Encore un exemple : les noms que se donnent très souvent à elles-mêmes certaines de ces ethnies camerounaises signifient le plus souvent : "les hommes" ; et même si fondamentalement elles ne dénient pas leur caractère d'être humain aux ressortissants d’autres groupes ethniques, ces noms et surtout leur connotation valorisante pouvaient autoriser à les traiter comme s'ils ne l'étaient pas. Les colonisateurs se saisiront de ce détail pour l'exploiter.

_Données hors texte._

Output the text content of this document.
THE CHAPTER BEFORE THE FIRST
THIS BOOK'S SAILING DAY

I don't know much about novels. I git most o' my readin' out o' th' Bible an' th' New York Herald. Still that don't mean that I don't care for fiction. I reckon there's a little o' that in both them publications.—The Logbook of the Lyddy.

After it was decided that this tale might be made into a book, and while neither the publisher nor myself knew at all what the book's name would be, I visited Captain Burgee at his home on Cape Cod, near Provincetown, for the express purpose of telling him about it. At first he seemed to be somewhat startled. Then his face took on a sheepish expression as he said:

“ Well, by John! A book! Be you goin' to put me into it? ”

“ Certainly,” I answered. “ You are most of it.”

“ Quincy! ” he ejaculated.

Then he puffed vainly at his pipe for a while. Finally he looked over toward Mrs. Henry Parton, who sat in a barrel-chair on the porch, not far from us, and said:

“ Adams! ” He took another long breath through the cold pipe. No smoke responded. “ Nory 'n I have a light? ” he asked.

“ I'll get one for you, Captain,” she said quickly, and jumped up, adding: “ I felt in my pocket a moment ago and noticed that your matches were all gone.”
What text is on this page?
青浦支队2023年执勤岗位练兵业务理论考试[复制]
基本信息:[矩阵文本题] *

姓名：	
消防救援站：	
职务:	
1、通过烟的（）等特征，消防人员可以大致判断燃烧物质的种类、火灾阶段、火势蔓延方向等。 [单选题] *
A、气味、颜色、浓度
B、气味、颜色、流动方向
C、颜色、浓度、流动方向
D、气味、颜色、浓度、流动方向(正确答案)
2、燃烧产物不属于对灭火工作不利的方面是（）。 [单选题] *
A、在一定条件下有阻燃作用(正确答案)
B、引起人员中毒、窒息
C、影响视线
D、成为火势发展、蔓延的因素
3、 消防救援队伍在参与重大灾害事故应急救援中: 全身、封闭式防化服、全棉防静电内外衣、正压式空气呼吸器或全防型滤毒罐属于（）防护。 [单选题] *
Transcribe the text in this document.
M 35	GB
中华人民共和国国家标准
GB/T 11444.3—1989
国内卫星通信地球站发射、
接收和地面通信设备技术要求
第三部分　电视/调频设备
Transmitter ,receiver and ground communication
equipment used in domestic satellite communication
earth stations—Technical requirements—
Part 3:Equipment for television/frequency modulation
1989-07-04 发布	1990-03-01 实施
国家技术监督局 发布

Concernant les Bëti, 850 pour ne prendre que le cas de ce groupe indigène le plus important à avoir collaboré avec les Français, Joseph Richard note que l'on peut suivre pendant toute la période coloniale l'action des Français pour renforcer l'image que les ressortissants de cette communauté ont d'eux-mêmes et écrit : "‘les colonisateurs encouragèrent les Bëti à croire à un certain nombre de mythes concernant de prétendues origines "éthiopiennes", une physionomie différente de celle des autres habitants de la forêt, etc’." 851

De la même façon que dans le champ social en général, cette politique coloniale de construction ou d'activation des tensions entre les indigènes se poursuit aussi dans le champ politique.

Notes
846.

Dugast (Idelette), Inventaire ethnique du Sud-Cameroun, Mémoire de l'IFAN, série Populations, tome 1, Centre du Cameroun, 1949, p. 116.

847.

Pour chaque tribu recensée, ses caractéristiques culturelles, linguistiques et même somatiques, évidemment différentes d'un groupe à l'autre, sont également décrites ; ibid.

848.

Ibid., p. 122.

849.

Cf. dans la littérature francophone, Amselle (J.-L.), Mbokolo (E.), éds. , Au cœur de l’ethnie. Ethnies,tribalisme et État en Afrique, Paris, La Découverte,1985 ;Chrétien (J.P. ), Prunier (G.), Les ethnies ont une histoire, Paris, Karthala,1989 ; Pouttignat (P. ), Streiff-Fenart (J.), Théories de l’ethnicité, Paris, P.U.F., 1995.

850.

"Bëti" est le pluriel de "Nti", un terme de civilité qui s'utilise au sens des mots français "Monsieur", "Citoyen", "Notable", "Homme respectable", "Homme digne", "Homme civilisé" ou encore et exceptionnellement "Homme supérieur". Très souvent, l'unique traduction de ce mot par celui de "Seigneur" en Français, dénote une arrière-pensée certaine. Pour une analyse sémantique du terme Bëti et ses difficultés de sens, voir Laburthe-Tolra (Philippe), Les seigneurs de la forêt. Essai sur le passé historique, et l’organisation sociale et les normes éthiques des anciens Beti du Cameroun, op. cit. pp. 47-52.

851.

Joseph (Richard) , Le mouvement nationaliste au Cameroun, Paris, Karthala, 1986, p. 149.